PROCESS of CHARTER AMENDMENTS:  STAY TUNED!

  1. SUBMIT Charter amendments have to  a Charter Commissioner to be considered.
  2.  The Charter Commission then DEBATE The proposed amendments are debated and if they are approved move on to
  3. FIRST READING.  If a majority votes no, then the proposed amendment dies, If they are approved at first reading (sometimes with amendments) then the proposed charter amendments are presented at
  4. PUBLIC MEETINGS-  public meetings (please attend these when they are in your area).
  5.  Ideas  by the public may then be incorporated into the proposed charter amendments to be reconsidered at the Charter Commission
  6. SECOND READING- The Charter Commission votes  again at Second Reading
  7. COUNTY COUNCIL -those amendment that passed 2nd reading go to County Council for 2 or 3 readings.
  8. The process must be finished by August 19
  9. APPEAR ON THE BALLOT FOR NOVEMBER 2020

SiGN UP TO BE KEPT INFORMED: hecht.deb@gmail.com

QUICK HISTORY OF THE LEGISLATION FROM 2005 to 2018:

  1. Where did the 2% amount come from?   In 2004 and early 2005 Sammie Stanbro-Olson donated money to the Trust for Public Lands (TPL) for a survey of Hawaii County residents to ask if they would approve a 1% or 2% Land Fund as a ballot measure. A large majority of residents said they would want a 2% Land Fund because land is so expensive on the Big Island.
  2. The Save Our Lands Citizen’s Committee Petition Initiative drive collected 9,600 signatures from April to July of 2006. This was during Harry Kim’s first term. Mayor Kim was adamantly against setting aside 2% of property taxes for land acquisition, even though this is only1.5% of the total income for the County.   County Clerk Connie Kiriu and County Counsel Lincoln Ashida disqualified almost 6,000 signatures for leaving off Pl, St. or Rd, or if husband and wife used ditto marks for their address when signing under each other or if the year was left off, (we collected signatures from May to July so it was only during 2005 which made the year implied and irrelevant).
  3. We needed 4,400 signatures to get the measure on the ballot, but because of the disqualifications we didn’t get enough. The County Council at Chair Stacy Higa’s request, decided to place the 2% ballot measure on the ballot for 2006 anyway.
  4. Despite the Corporation Counsel submitting confusing ballot language using double negatives, the amendment to the Code passed by 63% of voters who voted on the issue and become part of the Hawaii County Code.
  5. In 2008- As the his first piece of legislation, Mayor Kenoi and the County Council suspended deposits to the Fund for two years. This was possible because the legislation was part of the Hawaii County Code.
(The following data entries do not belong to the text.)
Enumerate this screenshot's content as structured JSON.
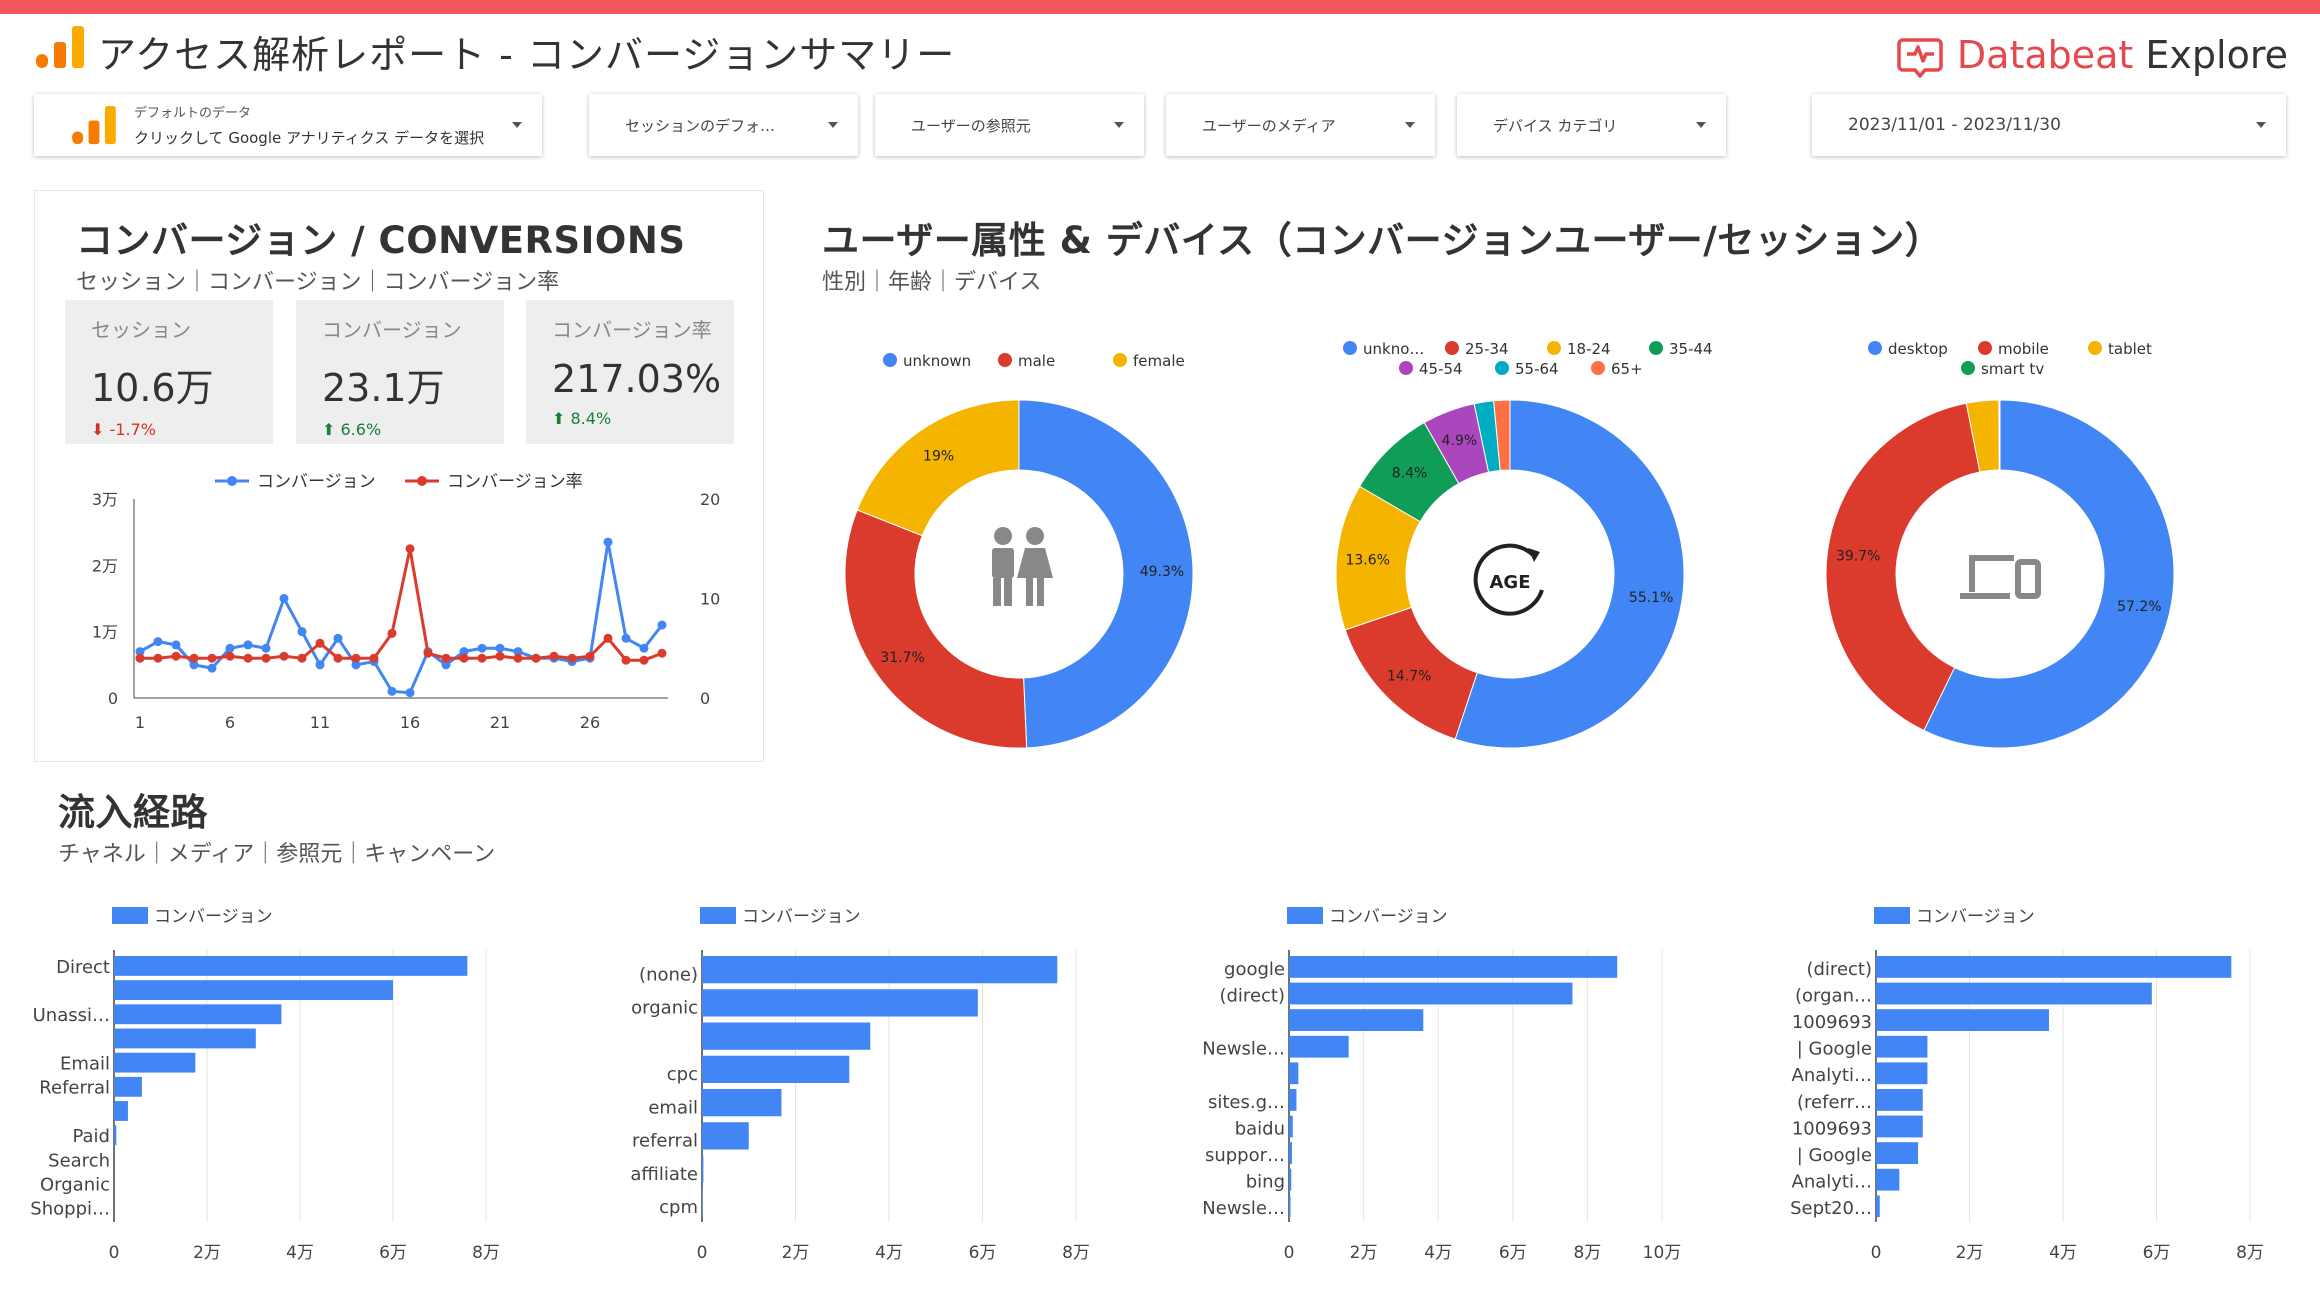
{
  "header": {
    "title": "アクセス解析レポート - コンバージョンサマリー",
    "brand_name": "Databeat",
    "brand_suffix": "Explore"
  },
  "controls": {
    "datasource": {
      "line1": "デフォルトのデータ",
      "line2": "クリックして Google アナリティクス データを選択"
    },
    "session_default": "セッションのデフォ…",
    "user_source": "ユーザーの参照元",
    "user_medium": "ユーザーのメディア",
    "device_category": "デバイス カテゴリ",
    "date_range": "2023/11/01 - 2023/11/30"
  },
  "conversions": {
    "title": "コンバージョン / CONVERSIONS",
    "subtitle": "セッション｜コンバージョン｜コンバージョン率",
    "kpis": [
      {
        "label": "セッション",
        "value": "10.6万",
        "delta": "-1.7%",
        "direction": "down"
      },
      {
        "label": "コンバージョン",
        "value": "23.1万",
        "delta": "6.6%",
        "direction": "up"
      },
      {
        "label": "コンバージョン率",
        "value": "217.03%",
        "delta": "8.4%",
        "direction": "up"
      }
    ]
  },
  "demographics": {
    "title": "ユーザー属性 & デバイス（コンバージョンユーザー/セッション）",
    "subtitle": "性別｜年齢｜デバイス",
    "age_badge": "AGE"
  },
  "traffic": {
    "title": "流入経路",
    "subtitle": "チャネル｜メディア｜参照元｜キャンペーン"
  },
  "colors": {
    "accent": "#f0585c",
    "blue": "#4285f4",
    "red": "#db3b2c",
    "yellow": "#f4b400",
    "green": "#0f9d58",
    "purple": "#ab47bc",
    "teal": "#00acc1",
    "orange": "#ff7043"
  },
  "chart_data": [
    {
      "type": "line",
      "legend_position": "top",
      "series": [
        {
          "name": "コンバージョン",
          "axis": "left",
          "color": "#4285f4",
          "values": [
            7000,
            8500,
            8000,
            5000,
            4500,
            7500,
            8000,
            7500,
            15000,
            10000,
            5000,
            9000,
            5000,
            5500,
            1000,
            800,
            7000,
            5000,
            7000,
            7500,
            7500,
            7000,
            6000,
            6000,
            5500,
            6000,
            23500,
            9000,
            7500,
            11000
          ]
        },
        {
          "name": "コンバージョン率",
          "axis": "right",
          "color": "#db3b2c",
          "values": [
            4,
            4,
            4.2,
            4,
            4,
            4.2,
            4,
            4,
            4.2,
            4,
            5.5,
            4,
            4,
            4,
            6.5,
            15,
            4.5,
            4,
            4,
            4,
            4.2,
            4,
            4,
            4.2,
            4,
            4.2,
            6,
            3.8,
            3.8,
            4.5
          ]
        }
      ],
      "x": [
        1,
        2,
        3,
        4,
        5,
        6,
        7,
        8,
        9,
        10,
        11,
        12,
        13,
        14,
        15,
        16,
        17,
        18,
        19,
        20,
        21,
        22,
        23,
        24,
        25,
        26,
        27,
        28,
        29,
        30
      ],
      "x_ticks": [
        "1",
        "6",
        "11",
        "16",
        "21",
        "26"
      ],
      "y_left_ticks": [
        "0",
        "1万",
        "2万",
        "3万"
      ],
      "y_left_range": [
        0,
        30000
      ],
      "y_right_ticks": [
        "0",
        "10",
        "20"
      ],
      "y_right_range": [
        0,
        20
      ],
      "grid": false
    },
    {
      "type": "pie",
      "donut": true,
      "center_icon": "gender-icon",
      "legend_position": "top",
      "slices": [
        {
          "label": "unknown",
          "value": 49.3,
          "color": "#4285f4",
          "text": "49.3%"
        },
        {
          "label": "male",
          "value": 31.7,
          "color": "#db3b2c",
          "text": "31.7%"
        },
        {
          "label": "female",
          "value": 19.0,
          "color": "#f4b400",
          "text": "19%"
        }
      ]
    },
    {
      "type": "pie",
      "donut": true,
      "center_icon": "age-icon",
      "legend_position": "top",
      "slices": [
        {
          "label": "unkno…",
          "value": 55.1,
          "color": "#4285f4",
          "text": "55.1%"
        },
        {
          "label": "25-34",
          "value": 14.7,
          "color": "#db3b2c",
          "text": "14.7%"
        },
        {
          "label": "18-24",
          "value": 13.6,
          "color": "#f4b400",
          "text": "13.6%"
        },
        {
          "label": "35-44",
          "value": 8.4,
          "color": "#0f9d58",
          "text": "8.4%"
        },
        {
          "label": "45-54",
          "value": 4.9,
          "color": "#ab47bc",
          "text": "4.9%"
        },
        {
          "label": "55-64",
          "value": 1.8,
          "color": "#00acc1",
          "text": ""
        },
        {
          "label": "65+",
          "value": 1.5,
          "color": "#ff7043",
          "text": ""
        }
      ]
    },
    {
      "type": "pie",
      "donut": true,
      "center_icon": "device-icon",
      "legend_position": "top",
      "slices": [
        {
          "label": "desktop",
          "value": 57.2,
          "color": "#4285f4",
          "text": "57.2%"
        },
        {
          "label": "mobile",
          "value": 39.7,
          "color": "#db3b2c",
          "text": "39.7%"
        },
        {
          "label": "tablet",
          "value": 3.0,
          "color": "#f4b400",
          "text": ""
        },
        {
          "label": "smart tv",
          "value": 0.1,
          "color": "#0f9d58",
          "text": ""
        }
      ]
    },
    {
      "type": "bar",
      "orientation": "horizontal",
      "series_name": "コンバージョン",
      "color": "#4285f4",
      "categories": [
        "Direct",
        "",
        "Unassi…",
        "",
        "Email",
        "Referral",
        "",
        "Paid",
        "Search",
        "Organic",
        "Shoppi…"
      ],
      "values": [
        76000,
        60000,
        36000,
        30500,
        17500,
        6000,
        3000,
        500,
        0,
        0,
        0
      ],
      "x_ticks": [
        "0",
        "2万",
        "4万",
        "6万",
        "8万"
      ],
      "xlim": [
        0,
        80000
      ]
    },
    {
      "type": "bar",
      "orientation": "horizontal",
      "series_name": "コンバージョン",
      "color": "#4285f4",
      "categories": [
        "(none)",
        "organic",
        "",
        "cpc",
        "email",
        "referral",
        "affiliate",
        "cpm"
      ],
      "values": [
        76000,
        59000,
        36000,
        31500,
        17000,
        10000,
        300,
        100
      ],
      "x_ticks": [
        "0",
        "2万",
        "4万",
        "6万",
        "8万"
      ],
      "xlim": [
        0,
        80000
      ]
    },
    {
      "type": "bar",
      "orientation": "horizontal",
      "series_name": "コンバージョン",
      "color": "#4285f4",
      "categories": [
        "google",
        "(direct)",
        "",
        "Newsle…",
        "",
        "sites.g…",
        "baidu",
        "suppor…",
        "bing",
        "Newsle…"
      ],
      "values": [
        88000,
        76000,
        36000,
        16000,
        2500,
        2000,
        1000,
        800,
        600,
        400
      ],
      "x_ticks": [
        "0",
        "2万",
        "4万",
        "6万",
        "8万",
        "10万"
      ],
      "xlim": [
        0,
        100000
      ]
    },
    {
      "type": "bar",
      "orientation": "horizontal",
      "series_name": "コンバージョン",
      "color": "#4285f4",
      "categories": [
        "(direct)",
        "(organ…",
        "1009693",
        "| Google",
        "Analyti…",
        "(referr…",
        "1009693",
        "| Google",
        "Analyti…",
        "Sept20…"
      ],
      "values": [
        76000,
        59000,
        37000,
        11000,
        11000,
        10000,
        10000,
        9000,
        5000,
        800
      ],
      "x_ticks": [
        "0",
        "2万",
        "4万",
        "6万",
        "8万"
      ],
      "xlim": [
        0,
        80000
      ]
    }
  ]
}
The Save Our Lands Citizens’ Committee pointed out that there were more than 260 funded but unfilled jobs in his budget (costing $14 million), which were then cut, but Mayor Kenoi failed to reinstate payments to the 2% Land Fund after cutting these budget entries.
  6. In 2010, the Charter Commission put the Land Fund on the ballot again, but only as the 1% Land Fund.  Again the Land Fund passed by 63% of voters, who voted on the measure. The Save Our Lands Committee supported this because it was a charter amendment and could only be overturned by a vote of the people. We wouldn’t have to sit in budget hearings each year.
  7. In 2012, to honor all the people who signed the petitions and worked so hard over the years, we realized we needed to put the 2% Land Fund back on the ballot as a Charter Amendment, together with a 1/4% Maintenance Fund. We wanted to make sure the Council and Mayor couldn’t stop deposits. A charter amendment can only be undone by a vote of the people.  Again, 63% of voters approved both measures. As part of the 2% Land Fund legislation, every property obtained with our taxpayer funds shall have a covenant that runs with the land that states: “This property (or easement) was acquired with money from the Public Access, Open Space and Natural Resources Preservation Fund.  It shall be held in perpetuity for the use and enjoyment of the people of Hawai’i County and may not be sold, mortgaged, traded or transferred in any way.” This has already blocked a potential land trade with the State of Hawaii.
  8. The Maintenance Fund was clarified in the Hawaii County Code in 2016 to allow the PONC Commission to review Stewardship Grants and to recommend which grants to approve to the Director of Finance.